Consolidated Plan and Assessment of Fair Housing Process
The City of Irving is seeking public input as the Five-Year Consolidated Plan and the Assessment of Fair Housing are being created. Residents and other stakeholders are encouraged to participate in these planning efforts and provide feedback on funding priorities.
Consolidated Plan & Assessment of Fair Housing Flyer English | Espoñal
Ways to Participate
The survey should take approximately 10 minutes to complete. The survey contains questions related to local needs and city funding priorities.
What is a Consolidated Plan and what does it do?
As an entitlement city, the City of Irving receives the Community Development Block Grant (CDBG), the HOME Investment Partnerships Program Grant (HOME), and the Emergency Solutions Grant through the U.S. Department of Housing and Urban Development (HUD).
The Consolidated Plan details the housing, community and economic development needs, priorities, strategies and projects within the community, and how the City of Irving will carry out those with the funding it receives from HUD. It complies with the federal government's legal requirements in 24 CFR 91.20091.230 (HUD).
- Consultation and Community Engagement
- Needs Assessment (housing, economic development, public facilities, special needs)
- Market Analysis
- Strategic Plan/Budget
- Action Plan (annual)
- Consolidated Annual Performance and Evaluation Report (CAPER) (annual)
Purpose of the Assessment of Fair Housing
To assess fair housing issues and contributing factors, establish fair housing priorities and goals to address them and take meaningful actions to ultimately affirmatively further fair housing.
The Department of Housing and Urban Development (HUD) publishes additional information regarding the Consolidated Plan and Assessment of Fair Housing:
- Consolidated Plan: https://www.hudexchange.info/programs/consolidated-plan/
- Assessment of Fair Housing: https://www.hud.gov/AFFH
Housing is Affordable when a household’s housing expenses (rent/mortgage and utility costs) are no more than 30% of their monthly income.
Census tracts are a county or city's small, relatively permanent statistical subdivisions. Census tracts generally have a population size between 1,200 and 8,000 people, with an optimum size of 4,000. A census tract usually covers a contiguous area, and census tract boundaries generally follow visible and identifiable features.
Census block groups are statistical divisions of census tracts and are generally defined to contain between 600 and 3,000 people. A block group consists of clusters of blocks within the same census tract.
Cost-burdened households have monthly housing costs (rent/mortgage and utility costs) exceeding 30% of monthly income.
Family includes related individuals living in the same household.
Household includes all people living in a housing unit. Members of a household can be related (see family) or unrelated.
Overcrowding occurs when there is more than one person per one room in the housing unit.
Severe overcrowding occurs when there are more than one and one-half (1.5) persons per room in the housing unit.
Severely cost-burdened households have monthly housing costs (rent/mortgage and utility costs) exceeding 50% of monthly income.

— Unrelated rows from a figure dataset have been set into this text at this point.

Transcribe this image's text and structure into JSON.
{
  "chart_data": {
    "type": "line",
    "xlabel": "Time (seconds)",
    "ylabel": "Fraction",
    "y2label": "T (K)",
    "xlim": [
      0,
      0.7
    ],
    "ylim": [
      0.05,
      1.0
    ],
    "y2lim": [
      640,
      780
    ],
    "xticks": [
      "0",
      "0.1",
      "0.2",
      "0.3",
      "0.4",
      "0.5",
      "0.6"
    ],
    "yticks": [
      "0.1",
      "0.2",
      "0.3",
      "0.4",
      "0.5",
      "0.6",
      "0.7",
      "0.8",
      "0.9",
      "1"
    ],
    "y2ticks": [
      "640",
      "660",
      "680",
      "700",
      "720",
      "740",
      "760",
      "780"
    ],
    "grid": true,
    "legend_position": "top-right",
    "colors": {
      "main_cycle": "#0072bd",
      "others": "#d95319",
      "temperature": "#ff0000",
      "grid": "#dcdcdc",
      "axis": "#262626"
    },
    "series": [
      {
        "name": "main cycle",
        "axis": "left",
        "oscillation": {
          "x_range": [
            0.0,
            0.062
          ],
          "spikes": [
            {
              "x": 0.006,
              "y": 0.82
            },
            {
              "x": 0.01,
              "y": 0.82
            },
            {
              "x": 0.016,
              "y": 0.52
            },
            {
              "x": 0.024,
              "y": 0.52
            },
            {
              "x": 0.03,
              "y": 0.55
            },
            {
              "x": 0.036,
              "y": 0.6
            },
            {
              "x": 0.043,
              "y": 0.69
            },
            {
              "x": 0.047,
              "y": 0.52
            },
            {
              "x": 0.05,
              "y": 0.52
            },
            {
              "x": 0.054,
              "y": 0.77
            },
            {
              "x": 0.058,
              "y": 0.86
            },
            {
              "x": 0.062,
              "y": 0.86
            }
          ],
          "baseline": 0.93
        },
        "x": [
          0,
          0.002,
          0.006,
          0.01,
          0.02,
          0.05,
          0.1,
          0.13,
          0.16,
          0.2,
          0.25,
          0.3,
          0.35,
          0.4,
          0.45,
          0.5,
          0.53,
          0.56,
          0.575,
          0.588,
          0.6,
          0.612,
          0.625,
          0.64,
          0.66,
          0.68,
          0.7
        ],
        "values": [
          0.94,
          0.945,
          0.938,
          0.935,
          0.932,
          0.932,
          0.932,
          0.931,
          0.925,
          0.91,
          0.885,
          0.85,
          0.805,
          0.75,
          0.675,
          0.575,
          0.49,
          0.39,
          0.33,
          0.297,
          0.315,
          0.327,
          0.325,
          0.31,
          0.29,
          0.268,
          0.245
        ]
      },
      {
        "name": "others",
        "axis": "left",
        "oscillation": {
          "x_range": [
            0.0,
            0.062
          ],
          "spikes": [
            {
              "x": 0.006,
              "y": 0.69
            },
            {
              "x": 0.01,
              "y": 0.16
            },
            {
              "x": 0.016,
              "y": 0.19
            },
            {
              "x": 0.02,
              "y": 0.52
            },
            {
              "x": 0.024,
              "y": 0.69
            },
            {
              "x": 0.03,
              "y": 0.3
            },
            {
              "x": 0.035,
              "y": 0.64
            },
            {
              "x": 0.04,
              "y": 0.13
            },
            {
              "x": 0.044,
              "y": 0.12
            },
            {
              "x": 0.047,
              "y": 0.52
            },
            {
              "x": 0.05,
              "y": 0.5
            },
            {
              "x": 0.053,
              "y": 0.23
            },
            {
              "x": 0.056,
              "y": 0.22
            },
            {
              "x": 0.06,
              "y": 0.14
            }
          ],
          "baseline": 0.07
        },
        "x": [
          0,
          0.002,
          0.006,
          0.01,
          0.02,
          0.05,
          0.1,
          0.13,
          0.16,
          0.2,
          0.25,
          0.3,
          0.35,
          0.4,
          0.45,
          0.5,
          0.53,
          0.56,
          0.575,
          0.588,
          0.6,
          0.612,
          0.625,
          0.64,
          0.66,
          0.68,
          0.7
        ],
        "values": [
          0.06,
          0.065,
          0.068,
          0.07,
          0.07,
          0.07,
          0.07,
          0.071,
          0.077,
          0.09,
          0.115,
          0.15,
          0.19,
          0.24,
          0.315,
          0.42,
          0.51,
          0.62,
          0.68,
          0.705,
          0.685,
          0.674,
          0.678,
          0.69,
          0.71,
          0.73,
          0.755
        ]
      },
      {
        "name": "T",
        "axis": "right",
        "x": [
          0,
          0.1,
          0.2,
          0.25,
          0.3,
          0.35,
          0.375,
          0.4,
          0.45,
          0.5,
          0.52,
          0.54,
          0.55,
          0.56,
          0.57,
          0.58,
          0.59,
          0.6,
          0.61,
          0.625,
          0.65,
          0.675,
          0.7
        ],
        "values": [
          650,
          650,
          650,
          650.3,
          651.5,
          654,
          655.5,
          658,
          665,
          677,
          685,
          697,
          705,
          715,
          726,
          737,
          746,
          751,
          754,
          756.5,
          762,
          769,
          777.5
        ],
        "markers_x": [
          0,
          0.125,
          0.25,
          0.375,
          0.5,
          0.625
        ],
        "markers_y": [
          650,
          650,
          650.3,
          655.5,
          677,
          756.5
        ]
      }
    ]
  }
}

Note: The following sources were used for the definitions:
Additional Informational on Income Data
The federal government collects and uses data about income in several different ways. For example:
Median and Average Income - The U.S. Census Bureau collects and publishes data related to the median and average income for families and households. This data is published for various geographies, including census tracts, census block groups, cities, and zip code tabulation areas. Median/Average Household Income is often less than Median/Average Family Income because households can be as small as one living alone. In contrast, the minimum family size is at least two related persons living together. Additionally, families tend to have more people earning an income than households, which may have only one person (who may be elderly and on a fixed income).
Area Median Income and Income Limits - The Department of Housing & Urban Development (HUD) uses income data collected by the U.S. Census Bureau to estimate Median Family Income (MFI) for states, non-metropolitan counties, and metropolitan statistical areas (a combination of counties). HUD then uses the MFI to calculate income limits for its programs, such as the Community Development Block Grant Program. These income limits are calculated as percentages of MFI and include adjustments for families of different sizes. The adjusted income limits are called Area Median Income (AMI).
Example: The median household income for Irving is $69,961. However, the median family income for Irving is $77,716. The City of Irving is part of the Dallas, TX HUD Metro FMR Area, which contains the following areas: Collin County, TX; Dallas County, TX; Denton County, TX; Ellis County, TX; Hunt County, TX; Kaufman County, TX; and Rockwall County, TX. The median family income for the MSA has been calculated as $97,400.
The Area Median Income (AMI) limits (adjusted for family size) for the Dallas, TX HUD Metro FMR Area are at Income Guidelines.